Kurz und knapp: „Here To Destroy“ ist eins der besten Punk-Alben, das mir seit langem auf den Plattenteller gekommen ist. Beim ersten Hören hätte ich meinen Arsch darauf verwettet, dass das eine dieser Bands ist, die sekündlich aus dem schier unerschöpflichen Genpool der australischen Punk-Pub-Garage-Rock-Szene auftauchen, die erst den eigenen Kontinent und dann die restlichen mit unfassbar guten, rasanten, rauhen Punksongs überfluten, die kleine Kellerclubs in Hexenkessel verwandeln, aber auch große Venues brennen lassen, die die frühen AC/DC genauso im Blut haben wie AMYL & THE SNIFFERS. Aber, da habe ich wohl falsch gelegen, hört sich zwar an wie aus Down Under, die SPLIT DOGS sind jedoch in Bristol beheimatet.
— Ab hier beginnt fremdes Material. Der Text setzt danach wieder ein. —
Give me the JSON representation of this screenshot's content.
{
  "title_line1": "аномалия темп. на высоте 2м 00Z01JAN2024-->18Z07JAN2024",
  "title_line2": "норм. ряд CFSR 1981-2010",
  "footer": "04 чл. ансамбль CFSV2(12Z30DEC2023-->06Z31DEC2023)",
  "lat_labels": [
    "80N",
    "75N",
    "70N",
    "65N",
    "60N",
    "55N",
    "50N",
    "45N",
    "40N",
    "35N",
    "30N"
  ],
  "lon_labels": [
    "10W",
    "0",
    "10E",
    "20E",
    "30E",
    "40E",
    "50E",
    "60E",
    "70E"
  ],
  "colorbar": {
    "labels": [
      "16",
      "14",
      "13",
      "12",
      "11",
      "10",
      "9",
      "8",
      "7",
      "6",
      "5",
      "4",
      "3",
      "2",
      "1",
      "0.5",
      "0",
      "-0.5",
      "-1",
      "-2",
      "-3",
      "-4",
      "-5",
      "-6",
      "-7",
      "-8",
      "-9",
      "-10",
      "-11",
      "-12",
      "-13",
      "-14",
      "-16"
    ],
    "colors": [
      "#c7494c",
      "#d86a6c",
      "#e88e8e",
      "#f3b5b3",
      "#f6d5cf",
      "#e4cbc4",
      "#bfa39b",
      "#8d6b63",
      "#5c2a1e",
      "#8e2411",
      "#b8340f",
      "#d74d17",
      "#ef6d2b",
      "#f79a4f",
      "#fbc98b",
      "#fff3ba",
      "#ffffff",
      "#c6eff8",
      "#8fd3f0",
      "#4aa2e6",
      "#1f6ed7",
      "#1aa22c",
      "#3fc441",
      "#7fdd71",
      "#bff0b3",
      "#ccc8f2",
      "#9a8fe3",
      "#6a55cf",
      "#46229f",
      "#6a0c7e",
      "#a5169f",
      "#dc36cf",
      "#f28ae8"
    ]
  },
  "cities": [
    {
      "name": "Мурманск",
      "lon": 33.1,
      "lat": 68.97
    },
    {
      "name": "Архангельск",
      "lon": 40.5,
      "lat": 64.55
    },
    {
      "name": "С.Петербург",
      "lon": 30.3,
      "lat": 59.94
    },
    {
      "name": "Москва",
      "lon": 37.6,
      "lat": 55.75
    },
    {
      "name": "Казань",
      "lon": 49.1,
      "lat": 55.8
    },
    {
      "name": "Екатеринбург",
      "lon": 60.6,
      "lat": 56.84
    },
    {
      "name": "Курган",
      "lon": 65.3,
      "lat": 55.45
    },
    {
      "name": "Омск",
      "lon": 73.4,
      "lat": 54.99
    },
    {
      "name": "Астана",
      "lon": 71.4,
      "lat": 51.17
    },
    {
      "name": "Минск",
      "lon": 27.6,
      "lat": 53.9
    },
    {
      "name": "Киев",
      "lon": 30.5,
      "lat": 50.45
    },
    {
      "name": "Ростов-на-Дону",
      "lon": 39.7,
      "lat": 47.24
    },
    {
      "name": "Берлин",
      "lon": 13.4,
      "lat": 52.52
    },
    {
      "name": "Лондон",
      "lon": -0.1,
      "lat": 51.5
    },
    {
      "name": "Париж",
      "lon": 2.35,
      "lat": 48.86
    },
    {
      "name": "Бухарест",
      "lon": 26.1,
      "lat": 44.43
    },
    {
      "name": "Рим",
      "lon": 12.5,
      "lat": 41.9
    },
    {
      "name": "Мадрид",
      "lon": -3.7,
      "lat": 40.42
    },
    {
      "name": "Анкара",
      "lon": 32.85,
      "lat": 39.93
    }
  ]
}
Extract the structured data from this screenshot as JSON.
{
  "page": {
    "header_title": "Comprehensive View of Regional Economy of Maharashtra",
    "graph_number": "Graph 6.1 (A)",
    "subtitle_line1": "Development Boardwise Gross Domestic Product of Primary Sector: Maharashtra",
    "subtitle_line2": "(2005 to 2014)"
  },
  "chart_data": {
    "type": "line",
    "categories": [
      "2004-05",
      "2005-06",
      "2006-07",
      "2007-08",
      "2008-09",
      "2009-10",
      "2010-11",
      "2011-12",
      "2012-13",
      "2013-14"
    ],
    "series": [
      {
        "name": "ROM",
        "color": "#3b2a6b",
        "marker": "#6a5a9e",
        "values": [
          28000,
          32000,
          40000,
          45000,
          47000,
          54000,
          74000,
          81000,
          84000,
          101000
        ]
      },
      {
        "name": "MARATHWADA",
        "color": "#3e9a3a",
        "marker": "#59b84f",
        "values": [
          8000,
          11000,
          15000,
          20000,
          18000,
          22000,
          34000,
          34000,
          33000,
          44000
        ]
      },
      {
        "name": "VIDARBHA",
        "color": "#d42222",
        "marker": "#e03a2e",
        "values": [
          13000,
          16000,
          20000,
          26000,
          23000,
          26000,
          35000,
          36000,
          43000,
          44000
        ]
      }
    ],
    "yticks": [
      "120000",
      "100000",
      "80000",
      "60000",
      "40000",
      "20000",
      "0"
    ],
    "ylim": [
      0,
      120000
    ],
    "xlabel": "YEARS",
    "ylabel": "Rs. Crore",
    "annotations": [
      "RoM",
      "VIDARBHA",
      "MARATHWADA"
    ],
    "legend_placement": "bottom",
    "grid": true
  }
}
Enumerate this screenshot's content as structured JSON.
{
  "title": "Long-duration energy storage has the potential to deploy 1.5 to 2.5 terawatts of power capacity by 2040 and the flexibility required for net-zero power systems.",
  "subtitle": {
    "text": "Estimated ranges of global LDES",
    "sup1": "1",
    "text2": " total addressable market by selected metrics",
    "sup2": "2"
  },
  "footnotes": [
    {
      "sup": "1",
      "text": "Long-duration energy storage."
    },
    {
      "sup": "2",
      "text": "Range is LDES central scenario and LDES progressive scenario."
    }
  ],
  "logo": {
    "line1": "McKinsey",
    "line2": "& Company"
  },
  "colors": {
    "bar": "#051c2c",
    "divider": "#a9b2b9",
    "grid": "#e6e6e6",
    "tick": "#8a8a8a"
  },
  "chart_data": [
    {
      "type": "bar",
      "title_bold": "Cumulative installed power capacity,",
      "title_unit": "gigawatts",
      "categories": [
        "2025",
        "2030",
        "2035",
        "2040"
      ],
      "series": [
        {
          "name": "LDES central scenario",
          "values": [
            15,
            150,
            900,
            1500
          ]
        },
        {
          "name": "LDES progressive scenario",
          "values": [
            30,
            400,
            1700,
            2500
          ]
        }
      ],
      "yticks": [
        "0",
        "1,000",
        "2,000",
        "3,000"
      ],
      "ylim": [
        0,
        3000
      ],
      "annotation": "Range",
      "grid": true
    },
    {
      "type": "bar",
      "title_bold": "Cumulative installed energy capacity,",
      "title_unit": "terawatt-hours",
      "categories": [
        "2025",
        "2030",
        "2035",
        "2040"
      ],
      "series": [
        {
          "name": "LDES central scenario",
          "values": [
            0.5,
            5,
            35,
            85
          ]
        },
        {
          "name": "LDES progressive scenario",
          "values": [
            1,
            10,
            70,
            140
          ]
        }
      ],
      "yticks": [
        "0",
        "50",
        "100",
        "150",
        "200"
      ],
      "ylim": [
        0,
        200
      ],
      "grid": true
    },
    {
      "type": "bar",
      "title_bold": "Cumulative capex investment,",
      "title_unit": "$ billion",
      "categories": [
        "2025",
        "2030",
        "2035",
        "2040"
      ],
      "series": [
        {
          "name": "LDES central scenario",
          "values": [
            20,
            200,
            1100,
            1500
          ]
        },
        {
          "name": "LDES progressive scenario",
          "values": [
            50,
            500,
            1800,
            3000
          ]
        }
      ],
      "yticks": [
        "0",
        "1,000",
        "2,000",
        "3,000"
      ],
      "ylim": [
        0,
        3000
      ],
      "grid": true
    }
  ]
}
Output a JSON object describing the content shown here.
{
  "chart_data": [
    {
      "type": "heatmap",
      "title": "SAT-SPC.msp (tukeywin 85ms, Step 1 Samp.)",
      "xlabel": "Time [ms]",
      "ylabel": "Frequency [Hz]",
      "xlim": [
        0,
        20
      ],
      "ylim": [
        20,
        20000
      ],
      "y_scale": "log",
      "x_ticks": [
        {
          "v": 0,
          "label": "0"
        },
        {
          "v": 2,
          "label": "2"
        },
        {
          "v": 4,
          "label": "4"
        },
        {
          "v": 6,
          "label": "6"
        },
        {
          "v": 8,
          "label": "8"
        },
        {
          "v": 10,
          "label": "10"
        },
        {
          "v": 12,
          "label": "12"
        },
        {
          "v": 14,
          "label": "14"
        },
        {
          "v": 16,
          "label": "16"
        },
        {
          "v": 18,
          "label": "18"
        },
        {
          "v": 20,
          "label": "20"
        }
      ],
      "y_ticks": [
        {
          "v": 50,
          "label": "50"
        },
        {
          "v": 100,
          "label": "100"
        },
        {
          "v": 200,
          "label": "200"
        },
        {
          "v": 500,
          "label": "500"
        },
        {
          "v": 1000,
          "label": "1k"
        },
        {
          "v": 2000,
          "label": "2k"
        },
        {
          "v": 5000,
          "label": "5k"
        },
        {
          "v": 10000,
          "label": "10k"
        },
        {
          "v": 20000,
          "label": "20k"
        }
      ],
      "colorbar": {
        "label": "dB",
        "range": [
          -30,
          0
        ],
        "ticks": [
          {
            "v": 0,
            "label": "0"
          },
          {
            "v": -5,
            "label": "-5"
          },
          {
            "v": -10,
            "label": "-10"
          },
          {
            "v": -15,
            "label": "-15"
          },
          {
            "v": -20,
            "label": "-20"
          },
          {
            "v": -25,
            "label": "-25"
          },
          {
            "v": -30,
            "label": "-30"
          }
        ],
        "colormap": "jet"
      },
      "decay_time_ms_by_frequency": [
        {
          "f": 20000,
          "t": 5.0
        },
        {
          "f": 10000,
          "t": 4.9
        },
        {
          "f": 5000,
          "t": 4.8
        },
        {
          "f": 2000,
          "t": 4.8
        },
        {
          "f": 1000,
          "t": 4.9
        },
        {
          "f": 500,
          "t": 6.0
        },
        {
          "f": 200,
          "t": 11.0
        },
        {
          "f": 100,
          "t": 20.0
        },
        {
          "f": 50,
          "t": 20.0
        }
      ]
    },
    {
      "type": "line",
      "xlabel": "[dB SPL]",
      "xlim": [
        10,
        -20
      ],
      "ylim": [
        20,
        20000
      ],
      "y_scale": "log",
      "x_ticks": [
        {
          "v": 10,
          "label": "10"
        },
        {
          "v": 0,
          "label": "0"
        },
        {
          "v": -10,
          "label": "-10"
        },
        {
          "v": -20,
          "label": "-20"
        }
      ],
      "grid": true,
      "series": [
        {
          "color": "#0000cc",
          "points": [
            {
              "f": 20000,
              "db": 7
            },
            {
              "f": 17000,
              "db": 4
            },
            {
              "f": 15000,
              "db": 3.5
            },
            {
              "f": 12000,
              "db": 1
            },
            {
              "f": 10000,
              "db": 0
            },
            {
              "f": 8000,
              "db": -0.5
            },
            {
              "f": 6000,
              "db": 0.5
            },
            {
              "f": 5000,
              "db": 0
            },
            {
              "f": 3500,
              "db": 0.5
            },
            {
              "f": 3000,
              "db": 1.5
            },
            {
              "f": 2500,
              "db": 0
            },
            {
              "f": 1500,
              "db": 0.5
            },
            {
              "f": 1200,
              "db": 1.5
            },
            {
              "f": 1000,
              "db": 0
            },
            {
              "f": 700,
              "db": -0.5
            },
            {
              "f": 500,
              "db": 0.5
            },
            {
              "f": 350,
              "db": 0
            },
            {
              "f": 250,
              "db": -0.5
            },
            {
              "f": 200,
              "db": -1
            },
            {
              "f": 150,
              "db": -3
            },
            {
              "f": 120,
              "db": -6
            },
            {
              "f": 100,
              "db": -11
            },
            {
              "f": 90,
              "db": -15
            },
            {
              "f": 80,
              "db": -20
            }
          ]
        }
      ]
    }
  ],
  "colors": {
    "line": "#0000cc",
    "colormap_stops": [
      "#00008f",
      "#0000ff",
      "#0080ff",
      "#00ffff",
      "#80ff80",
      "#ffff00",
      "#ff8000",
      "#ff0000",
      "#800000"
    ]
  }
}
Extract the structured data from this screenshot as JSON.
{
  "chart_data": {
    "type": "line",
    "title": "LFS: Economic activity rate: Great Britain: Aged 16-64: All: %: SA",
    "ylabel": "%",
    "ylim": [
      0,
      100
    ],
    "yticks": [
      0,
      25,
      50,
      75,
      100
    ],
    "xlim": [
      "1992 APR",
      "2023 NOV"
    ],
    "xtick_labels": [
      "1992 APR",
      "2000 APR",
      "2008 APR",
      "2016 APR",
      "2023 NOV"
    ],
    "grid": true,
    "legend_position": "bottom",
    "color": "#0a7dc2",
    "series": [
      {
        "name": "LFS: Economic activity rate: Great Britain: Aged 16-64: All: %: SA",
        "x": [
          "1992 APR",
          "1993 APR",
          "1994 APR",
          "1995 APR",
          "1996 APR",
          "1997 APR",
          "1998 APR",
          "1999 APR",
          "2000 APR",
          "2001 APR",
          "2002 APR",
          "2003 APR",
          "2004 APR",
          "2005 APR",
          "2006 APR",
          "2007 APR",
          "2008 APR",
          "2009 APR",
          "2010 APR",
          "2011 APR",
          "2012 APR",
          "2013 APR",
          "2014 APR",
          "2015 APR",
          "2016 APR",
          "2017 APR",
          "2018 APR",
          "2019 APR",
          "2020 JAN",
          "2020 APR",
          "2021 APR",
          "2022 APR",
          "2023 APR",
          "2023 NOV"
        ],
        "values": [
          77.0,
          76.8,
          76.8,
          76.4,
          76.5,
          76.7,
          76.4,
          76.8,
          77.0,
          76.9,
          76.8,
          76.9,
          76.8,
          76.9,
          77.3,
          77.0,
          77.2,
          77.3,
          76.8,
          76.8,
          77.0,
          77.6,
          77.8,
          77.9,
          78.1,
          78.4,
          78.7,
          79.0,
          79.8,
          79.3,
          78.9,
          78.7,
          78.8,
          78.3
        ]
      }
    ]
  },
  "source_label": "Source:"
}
Was dann auch diesen feinen Unterschied ausmacht. Viel britische 77er Attitude und eher englischer Rauhbein-Pubrock à la SLADE statt Bon Scott, dazu diese Stimme von Sänger:in Harry Martinez, näselnd, sich manchmal fast überschlagend und wunderbar snotty. Viel besser wird’s dieses Jahr nicht.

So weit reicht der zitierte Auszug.